Plaintiff is the prevailing party. As such, Defendant is not entitled to monetary sanctions under section 2033.290.

Defendant also requests monetary sanctions on the ground that Plaintiff failed to make a good faith attempt to meet-and confer before filing the instant motion pursuant to Code of Civil procedure section 2023.020.

Code of Civil Procedure section 2023.020 provides that a court shall impose a monetary sanction, irrespective of the outcome of the particular discovery motion, on any party or attorney who fails to confer as required.
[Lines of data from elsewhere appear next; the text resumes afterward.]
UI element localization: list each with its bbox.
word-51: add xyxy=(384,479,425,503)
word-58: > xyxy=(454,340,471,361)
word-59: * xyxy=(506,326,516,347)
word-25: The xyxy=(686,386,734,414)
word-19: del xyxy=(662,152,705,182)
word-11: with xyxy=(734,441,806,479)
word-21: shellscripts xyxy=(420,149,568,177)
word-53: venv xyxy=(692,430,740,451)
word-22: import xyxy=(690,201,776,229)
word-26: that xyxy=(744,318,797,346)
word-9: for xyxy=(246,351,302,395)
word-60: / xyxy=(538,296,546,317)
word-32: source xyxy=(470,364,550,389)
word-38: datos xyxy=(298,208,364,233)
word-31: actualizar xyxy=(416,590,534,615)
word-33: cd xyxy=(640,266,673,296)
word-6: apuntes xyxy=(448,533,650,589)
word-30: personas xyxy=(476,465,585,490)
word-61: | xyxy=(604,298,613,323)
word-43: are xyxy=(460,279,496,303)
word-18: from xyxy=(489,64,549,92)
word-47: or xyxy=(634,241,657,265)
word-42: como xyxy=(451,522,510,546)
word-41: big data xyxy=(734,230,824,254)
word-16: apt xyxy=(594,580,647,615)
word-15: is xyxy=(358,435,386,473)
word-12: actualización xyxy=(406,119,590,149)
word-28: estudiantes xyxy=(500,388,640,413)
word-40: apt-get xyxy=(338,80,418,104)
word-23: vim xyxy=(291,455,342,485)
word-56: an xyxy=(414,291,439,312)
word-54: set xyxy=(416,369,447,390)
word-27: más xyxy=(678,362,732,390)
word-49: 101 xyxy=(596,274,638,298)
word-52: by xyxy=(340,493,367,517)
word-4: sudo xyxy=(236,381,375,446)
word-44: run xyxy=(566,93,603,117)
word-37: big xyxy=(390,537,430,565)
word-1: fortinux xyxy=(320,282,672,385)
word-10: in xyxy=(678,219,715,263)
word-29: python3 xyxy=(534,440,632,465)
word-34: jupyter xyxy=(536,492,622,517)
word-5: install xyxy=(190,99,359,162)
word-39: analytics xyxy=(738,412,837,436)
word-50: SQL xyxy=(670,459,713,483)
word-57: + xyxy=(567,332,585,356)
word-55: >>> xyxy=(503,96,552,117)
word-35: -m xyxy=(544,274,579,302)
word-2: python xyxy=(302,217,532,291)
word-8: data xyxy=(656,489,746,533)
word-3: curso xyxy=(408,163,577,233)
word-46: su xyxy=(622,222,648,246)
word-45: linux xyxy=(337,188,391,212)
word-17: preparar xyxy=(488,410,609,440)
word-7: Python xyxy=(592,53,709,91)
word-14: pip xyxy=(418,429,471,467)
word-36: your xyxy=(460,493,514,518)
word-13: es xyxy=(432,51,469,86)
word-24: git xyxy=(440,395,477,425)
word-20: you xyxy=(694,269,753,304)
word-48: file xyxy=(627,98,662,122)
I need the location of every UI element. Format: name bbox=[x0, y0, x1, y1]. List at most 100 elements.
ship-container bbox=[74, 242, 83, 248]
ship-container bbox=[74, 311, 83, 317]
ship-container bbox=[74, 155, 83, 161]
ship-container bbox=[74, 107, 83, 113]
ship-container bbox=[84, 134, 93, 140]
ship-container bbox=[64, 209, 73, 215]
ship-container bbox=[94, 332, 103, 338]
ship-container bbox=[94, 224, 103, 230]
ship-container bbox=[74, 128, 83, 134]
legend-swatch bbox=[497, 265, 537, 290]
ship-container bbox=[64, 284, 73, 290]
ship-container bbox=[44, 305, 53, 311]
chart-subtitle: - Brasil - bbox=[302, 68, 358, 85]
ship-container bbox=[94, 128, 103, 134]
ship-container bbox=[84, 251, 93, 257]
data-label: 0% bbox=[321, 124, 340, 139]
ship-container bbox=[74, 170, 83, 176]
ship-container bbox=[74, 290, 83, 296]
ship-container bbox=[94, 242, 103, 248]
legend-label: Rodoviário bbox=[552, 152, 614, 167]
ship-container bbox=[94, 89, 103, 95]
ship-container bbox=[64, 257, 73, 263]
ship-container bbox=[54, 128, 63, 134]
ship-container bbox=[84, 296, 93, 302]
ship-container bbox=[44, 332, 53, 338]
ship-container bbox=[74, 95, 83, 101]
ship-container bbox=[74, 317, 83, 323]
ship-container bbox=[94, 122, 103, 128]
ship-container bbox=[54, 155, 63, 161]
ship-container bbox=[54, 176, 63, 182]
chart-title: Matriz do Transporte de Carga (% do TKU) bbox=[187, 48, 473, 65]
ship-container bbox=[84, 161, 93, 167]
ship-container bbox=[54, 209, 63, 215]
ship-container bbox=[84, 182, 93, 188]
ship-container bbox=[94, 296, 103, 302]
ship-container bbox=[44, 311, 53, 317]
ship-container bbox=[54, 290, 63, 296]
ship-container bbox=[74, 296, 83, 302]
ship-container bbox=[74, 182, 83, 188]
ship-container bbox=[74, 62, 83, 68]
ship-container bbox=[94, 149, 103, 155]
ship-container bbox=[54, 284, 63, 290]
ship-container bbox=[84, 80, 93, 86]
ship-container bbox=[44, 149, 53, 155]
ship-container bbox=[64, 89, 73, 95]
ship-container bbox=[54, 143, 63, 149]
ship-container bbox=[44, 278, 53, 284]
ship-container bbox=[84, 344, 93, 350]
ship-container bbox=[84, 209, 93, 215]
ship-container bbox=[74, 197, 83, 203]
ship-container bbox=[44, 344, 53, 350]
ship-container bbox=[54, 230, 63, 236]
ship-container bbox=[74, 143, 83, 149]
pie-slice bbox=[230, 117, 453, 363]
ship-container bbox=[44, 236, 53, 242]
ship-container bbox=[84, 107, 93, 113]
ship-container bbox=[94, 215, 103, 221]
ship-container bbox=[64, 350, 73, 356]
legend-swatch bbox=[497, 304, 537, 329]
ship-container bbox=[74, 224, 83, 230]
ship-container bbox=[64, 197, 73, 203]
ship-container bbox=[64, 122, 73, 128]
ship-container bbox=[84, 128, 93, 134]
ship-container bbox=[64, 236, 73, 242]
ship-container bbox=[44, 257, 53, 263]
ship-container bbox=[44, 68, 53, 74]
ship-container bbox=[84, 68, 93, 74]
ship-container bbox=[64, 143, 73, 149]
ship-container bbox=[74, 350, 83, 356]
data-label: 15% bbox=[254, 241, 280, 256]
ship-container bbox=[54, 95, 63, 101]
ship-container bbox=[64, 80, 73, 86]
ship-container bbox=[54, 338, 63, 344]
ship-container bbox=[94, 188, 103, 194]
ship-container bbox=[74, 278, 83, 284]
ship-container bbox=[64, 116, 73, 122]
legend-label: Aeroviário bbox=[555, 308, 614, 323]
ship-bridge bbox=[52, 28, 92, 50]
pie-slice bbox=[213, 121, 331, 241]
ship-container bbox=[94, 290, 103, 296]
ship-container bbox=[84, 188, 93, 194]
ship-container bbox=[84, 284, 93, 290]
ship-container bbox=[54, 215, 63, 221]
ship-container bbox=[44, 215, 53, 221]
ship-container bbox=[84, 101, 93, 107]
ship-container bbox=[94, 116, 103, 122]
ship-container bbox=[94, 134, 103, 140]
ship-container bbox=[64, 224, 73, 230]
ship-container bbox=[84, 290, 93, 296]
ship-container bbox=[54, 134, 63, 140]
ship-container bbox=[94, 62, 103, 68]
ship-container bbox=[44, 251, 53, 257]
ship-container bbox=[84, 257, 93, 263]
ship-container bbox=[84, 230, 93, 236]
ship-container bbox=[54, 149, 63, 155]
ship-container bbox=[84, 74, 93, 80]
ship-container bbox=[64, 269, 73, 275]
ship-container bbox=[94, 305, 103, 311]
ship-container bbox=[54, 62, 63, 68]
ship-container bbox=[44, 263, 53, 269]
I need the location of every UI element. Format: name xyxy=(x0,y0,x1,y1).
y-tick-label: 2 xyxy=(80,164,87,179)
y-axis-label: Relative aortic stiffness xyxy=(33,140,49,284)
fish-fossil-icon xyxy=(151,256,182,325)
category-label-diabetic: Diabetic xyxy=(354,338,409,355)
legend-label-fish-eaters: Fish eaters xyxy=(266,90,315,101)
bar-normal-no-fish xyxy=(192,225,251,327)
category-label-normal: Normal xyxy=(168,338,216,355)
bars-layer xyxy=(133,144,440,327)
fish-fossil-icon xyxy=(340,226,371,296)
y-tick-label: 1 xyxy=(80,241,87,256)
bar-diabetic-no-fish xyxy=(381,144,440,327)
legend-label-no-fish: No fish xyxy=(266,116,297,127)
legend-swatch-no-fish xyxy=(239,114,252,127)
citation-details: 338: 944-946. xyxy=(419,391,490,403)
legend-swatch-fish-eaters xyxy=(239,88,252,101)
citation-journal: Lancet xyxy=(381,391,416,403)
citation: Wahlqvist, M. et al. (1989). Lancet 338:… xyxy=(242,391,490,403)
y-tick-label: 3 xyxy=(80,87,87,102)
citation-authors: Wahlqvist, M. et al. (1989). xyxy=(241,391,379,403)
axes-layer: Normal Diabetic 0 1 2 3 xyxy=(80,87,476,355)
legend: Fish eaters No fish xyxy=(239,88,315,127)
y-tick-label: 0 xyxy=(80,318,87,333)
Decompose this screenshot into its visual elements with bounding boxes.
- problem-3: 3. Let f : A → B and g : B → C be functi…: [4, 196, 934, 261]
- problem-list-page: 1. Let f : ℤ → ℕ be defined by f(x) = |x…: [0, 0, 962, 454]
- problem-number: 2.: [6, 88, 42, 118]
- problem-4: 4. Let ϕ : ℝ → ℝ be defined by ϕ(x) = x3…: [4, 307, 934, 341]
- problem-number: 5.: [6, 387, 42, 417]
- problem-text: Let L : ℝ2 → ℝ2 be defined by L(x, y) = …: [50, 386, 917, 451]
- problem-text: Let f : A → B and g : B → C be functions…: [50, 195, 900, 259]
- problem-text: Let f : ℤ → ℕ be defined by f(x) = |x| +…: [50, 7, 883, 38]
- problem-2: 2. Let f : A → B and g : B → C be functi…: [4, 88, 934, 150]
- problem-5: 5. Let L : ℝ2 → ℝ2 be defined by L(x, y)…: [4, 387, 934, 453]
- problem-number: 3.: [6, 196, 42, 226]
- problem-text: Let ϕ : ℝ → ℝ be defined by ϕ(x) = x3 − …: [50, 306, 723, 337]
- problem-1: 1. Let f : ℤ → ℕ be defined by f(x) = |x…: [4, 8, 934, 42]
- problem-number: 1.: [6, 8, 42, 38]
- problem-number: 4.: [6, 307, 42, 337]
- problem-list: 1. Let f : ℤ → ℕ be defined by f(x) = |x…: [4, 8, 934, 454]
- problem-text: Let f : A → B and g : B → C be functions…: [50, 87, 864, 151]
A determination as to whether an attempt at informal resolution is adequate depends upon the particular circumstances and involves the exercise of discretion. (Obregon v. Sup. Ct. (1998) 67 Cal.App.4th 424, 431.)

A review of the meet and confer correspondence shows that Plaintiff’s counsel articulated the merits of his client’s position with candor, specificity, and support. (See Townsend v. Super. Ct. (1998) 61 Cal.App.4th 1431, 1435, 1439.) After several exchanges occurred, it is clear an impasse had been reached. Thus, it was reasonable for Plaintiff’s counsel to file the instant motion. As such, Defendant is not entitled to sanctions under section 2023.020.

Accordingly, Defendant’s request for monetary sanctions is DENIED.

B. Plaintiff’s Request

Plaintiff requests monetary sanctions pursuant to Code of Civil Procedure section 2033.290. Since she is the prevailing party and the Court finds Defendant did not act with substantial justification in opposing the motion and that no other circumstances exist which would make the imposition of sanctions unjust, she is entitled to monetary sanctions under section 2033.290.

In his declaration, Plaintiff’s counsel states he spent 1.5 hours meeting and conferring and 6 hours researching and drafting the present motion to compel. Given his rate of $300 an hour, he requests a total of $2,250 in attorney’s fees. The Court does not award sanctions for time spent meeting and conferring. As such, the award is limited to 6 hours at a rate of $300 an hour, which the Court finds reasonable, for a total of $1,800 in attorney’s fees. The Court also finds Plaintiff’s request for $90 in filing fees reasonable. Thus, Plaintiff is awarded monetary sanctions in the total amount of $1,890.

Accordingly, Plaintiff’s request for monetary sanctions is GRANTED IN PART in the amount of $1,890. Defendant’s counsel shall pay $1,890 to Plaintiff’s counsel within 20 calendar days of this Order.